2. If social media is getting you down and making you feel like a mess, think about someone you know intimately, and how they use social media.  Hell, examine how you use social media.  I have a lot of friends whose Facebook feeds are full of perfect Kodak moments, and it makes me feel like a trash fires most days (which is one reason why I really don want to start normalizing messy homes and imperfection), but think of one of those people who you, like, really know.  I think of my sister and my best friends.  I know their lives pretty well, and I know for a fact that what makes it’s way to Facebook makes it’s way there because it’s some of the rare moments of her kids being peaceful and getting along (my sister), or her doing social/family events instead of working awful hours (my friends).  I’ve been to my sister’s house, so I know it goes through cycles and stages of being a goddawful mess and being clean, but in the photos she posts, lo and behold, they’re always taken against a clean backdrop (sometimes it’s a different part of the room, sometimes, she sweeps stuff out of the way with her foot before snapping the photo).  My point is, you know — like, deep down, you know — the stuff going up on social media is not emblematic, necessarily, of anyone’s absolute reality.  So stop acting like it is.  Or, even better — be part of the movement to normalize the mess.  Post videos of your kids playing in a trashed room.  Take your selfies even if there’s a pile of clothes on your floor.

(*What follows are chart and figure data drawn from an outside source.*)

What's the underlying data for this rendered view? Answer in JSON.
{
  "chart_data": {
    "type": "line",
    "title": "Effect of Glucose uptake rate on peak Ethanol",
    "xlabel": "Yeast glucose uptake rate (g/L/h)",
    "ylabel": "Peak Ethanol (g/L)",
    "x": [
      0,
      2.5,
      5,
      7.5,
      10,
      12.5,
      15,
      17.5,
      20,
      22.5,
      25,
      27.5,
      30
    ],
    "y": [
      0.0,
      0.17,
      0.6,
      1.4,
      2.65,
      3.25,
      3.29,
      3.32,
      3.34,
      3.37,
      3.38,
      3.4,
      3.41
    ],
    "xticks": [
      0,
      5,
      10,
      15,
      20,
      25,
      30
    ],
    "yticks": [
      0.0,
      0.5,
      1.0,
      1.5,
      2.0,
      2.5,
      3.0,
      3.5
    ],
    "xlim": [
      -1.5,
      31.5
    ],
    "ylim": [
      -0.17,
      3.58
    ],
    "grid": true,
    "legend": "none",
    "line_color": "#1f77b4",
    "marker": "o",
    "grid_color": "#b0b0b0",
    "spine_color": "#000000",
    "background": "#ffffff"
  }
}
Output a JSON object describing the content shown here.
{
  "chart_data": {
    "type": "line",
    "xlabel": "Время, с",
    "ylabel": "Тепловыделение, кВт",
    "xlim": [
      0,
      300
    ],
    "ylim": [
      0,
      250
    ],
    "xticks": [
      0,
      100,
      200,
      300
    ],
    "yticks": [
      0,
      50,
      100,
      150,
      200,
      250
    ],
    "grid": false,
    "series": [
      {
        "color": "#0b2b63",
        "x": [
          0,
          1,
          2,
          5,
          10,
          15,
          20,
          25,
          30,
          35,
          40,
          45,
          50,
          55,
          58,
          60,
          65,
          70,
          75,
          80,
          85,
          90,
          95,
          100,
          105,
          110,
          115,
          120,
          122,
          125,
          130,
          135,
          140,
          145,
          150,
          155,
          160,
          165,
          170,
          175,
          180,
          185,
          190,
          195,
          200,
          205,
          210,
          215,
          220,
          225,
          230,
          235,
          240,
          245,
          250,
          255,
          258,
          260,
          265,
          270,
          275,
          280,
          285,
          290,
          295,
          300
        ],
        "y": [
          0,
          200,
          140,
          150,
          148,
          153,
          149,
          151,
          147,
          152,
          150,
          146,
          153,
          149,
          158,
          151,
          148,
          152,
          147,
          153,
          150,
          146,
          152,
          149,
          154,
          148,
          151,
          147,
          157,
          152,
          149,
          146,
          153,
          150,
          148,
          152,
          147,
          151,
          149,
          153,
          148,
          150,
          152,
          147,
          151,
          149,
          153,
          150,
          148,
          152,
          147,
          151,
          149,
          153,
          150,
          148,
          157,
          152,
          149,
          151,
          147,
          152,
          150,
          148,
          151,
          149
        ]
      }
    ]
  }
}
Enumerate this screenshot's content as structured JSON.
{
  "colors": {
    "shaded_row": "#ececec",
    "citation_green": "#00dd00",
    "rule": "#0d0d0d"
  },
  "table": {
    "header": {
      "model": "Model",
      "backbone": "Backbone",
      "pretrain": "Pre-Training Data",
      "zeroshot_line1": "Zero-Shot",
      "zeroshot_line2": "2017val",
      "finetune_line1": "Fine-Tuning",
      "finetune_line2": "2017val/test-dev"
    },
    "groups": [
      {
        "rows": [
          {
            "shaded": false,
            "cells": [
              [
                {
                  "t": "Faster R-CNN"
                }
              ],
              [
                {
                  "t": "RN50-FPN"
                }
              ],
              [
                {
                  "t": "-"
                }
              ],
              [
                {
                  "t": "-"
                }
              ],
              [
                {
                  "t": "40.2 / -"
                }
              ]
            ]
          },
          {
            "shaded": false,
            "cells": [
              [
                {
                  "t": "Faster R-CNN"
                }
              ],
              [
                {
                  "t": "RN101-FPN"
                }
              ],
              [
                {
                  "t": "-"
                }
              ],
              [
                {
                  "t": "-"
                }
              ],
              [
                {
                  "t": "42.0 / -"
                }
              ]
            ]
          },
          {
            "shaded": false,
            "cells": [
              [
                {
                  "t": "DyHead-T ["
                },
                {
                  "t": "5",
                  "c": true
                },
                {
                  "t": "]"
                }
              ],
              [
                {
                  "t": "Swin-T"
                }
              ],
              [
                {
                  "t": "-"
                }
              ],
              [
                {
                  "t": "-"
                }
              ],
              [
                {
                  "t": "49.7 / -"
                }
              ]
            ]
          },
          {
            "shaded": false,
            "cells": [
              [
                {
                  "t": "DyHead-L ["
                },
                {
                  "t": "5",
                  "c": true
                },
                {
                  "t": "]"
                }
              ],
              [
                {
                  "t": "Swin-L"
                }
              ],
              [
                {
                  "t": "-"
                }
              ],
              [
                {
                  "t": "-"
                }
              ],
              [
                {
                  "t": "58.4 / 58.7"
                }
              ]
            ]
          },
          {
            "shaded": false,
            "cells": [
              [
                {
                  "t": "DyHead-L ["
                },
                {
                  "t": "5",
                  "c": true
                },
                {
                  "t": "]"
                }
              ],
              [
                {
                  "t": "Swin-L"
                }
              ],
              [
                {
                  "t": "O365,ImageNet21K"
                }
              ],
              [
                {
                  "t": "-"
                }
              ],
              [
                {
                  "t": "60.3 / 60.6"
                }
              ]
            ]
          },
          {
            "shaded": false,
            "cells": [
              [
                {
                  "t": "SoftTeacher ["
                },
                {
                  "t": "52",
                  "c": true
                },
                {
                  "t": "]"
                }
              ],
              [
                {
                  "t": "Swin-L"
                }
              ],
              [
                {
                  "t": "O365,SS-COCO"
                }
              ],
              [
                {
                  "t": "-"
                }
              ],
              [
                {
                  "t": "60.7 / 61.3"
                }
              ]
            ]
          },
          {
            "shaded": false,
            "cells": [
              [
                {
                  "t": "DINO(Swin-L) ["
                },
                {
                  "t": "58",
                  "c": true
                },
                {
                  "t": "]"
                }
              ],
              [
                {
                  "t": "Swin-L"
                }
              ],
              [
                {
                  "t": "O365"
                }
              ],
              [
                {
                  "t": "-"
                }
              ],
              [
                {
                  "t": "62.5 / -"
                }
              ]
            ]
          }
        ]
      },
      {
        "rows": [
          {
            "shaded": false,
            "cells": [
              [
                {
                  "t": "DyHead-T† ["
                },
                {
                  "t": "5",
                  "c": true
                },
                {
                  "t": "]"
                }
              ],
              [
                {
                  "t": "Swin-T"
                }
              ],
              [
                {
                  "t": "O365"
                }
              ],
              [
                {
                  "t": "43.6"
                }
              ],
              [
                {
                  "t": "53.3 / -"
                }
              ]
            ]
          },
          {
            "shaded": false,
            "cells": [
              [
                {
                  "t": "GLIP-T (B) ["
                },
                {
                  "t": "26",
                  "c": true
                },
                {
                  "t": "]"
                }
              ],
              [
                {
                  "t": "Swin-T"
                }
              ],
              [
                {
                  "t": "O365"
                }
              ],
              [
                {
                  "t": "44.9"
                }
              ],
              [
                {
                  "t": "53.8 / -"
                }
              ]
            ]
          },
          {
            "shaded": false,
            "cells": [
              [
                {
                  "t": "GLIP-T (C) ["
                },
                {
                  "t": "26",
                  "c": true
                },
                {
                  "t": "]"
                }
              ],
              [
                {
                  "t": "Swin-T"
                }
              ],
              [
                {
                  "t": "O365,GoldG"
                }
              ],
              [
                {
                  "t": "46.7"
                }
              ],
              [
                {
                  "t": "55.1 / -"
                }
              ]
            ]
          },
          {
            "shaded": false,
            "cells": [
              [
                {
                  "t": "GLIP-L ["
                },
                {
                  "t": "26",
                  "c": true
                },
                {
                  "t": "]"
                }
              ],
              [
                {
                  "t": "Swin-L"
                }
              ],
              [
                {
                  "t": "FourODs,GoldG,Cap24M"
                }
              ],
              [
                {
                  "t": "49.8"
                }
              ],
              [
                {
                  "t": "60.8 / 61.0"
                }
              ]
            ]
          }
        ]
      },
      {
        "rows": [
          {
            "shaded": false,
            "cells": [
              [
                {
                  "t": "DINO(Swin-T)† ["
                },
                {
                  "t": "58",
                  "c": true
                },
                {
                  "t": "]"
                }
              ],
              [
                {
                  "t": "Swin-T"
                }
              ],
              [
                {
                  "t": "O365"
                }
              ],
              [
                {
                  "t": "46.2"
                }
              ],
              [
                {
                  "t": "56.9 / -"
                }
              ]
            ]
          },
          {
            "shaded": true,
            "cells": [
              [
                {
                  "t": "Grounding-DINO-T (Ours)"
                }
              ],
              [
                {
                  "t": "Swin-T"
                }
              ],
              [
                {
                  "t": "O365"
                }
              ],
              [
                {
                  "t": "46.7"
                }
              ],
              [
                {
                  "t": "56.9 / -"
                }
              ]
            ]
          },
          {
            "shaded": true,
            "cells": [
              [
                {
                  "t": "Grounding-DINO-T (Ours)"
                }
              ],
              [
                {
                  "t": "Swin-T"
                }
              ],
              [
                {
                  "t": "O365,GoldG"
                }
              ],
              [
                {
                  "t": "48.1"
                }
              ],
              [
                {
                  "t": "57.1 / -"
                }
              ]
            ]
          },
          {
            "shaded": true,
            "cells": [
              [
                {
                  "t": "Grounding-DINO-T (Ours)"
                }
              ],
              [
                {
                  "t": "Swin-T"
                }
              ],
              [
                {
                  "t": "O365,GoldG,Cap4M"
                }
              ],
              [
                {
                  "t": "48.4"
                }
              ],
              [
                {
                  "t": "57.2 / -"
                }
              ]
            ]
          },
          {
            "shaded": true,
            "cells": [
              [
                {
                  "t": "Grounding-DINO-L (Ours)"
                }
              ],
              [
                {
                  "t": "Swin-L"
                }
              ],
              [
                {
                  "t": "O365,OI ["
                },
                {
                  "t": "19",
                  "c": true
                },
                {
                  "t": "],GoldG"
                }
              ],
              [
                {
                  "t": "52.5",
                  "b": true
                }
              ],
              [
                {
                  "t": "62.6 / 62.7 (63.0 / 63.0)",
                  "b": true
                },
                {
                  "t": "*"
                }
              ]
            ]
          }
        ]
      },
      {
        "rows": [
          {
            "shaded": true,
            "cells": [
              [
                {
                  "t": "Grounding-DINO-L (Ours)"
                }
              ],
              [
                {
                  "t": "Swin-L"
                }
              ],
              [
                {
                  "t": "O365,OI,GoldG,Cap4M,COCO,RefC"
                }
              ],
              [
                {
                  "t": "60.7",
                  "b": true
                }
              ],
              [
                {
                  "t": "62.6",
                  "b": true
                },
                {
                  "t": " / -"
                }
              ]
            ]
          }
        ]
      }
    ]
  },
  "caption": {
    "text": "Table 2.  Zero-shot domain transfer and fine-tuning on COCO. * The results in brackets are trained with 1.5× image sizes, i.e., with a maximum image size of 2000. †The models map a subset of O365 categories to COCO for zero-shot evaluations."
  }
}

3. Focus on completing three tasks per day, whatever they may be — and be ok with letting that be it.  Look, if you are feeling good, and motivated, and raring to go after completing those three tasks, then by all means, keep going.  But know that you don’t have to.  And don’t worry about what those tasks are.  Stopping at the post office to mail your bills or taking ten minutes to pay them online is just as important as scrubbing the toilets (more so, if you think about it — those toilets won’t be super useful if you haven’t paid your water bill, right?)  Just because a task isn’t time consuming or physically draining doesn’t mean it’s not important.  Some days, you’re energy is so low, that’s all you can do — so do it, and don’t worry about anything else.  Low energy days are great days for clearing out your email inbox (err, which I desperately need to do), responding to emails, paying bills, updating your planner, making a meal plan.  Days when you feel better, you can mix in clearing out the fridge, getting all the dishes washed and put away, doing a load of laundry, or vacuuming the rug.  Just, pick three, do them, and do them as well as you can.

Again, I’m still trying to internalize these — the last three are so, so much harder than the first three for me, but I’m getting there.

We don’t owe perfection to anyone.  We just need to be putting in an effort.  Your best some days is going to be better — or worse– then your best on other days.  Things change, people change, and we have to roll with it.

It’s not easy, but we have to just keep moving.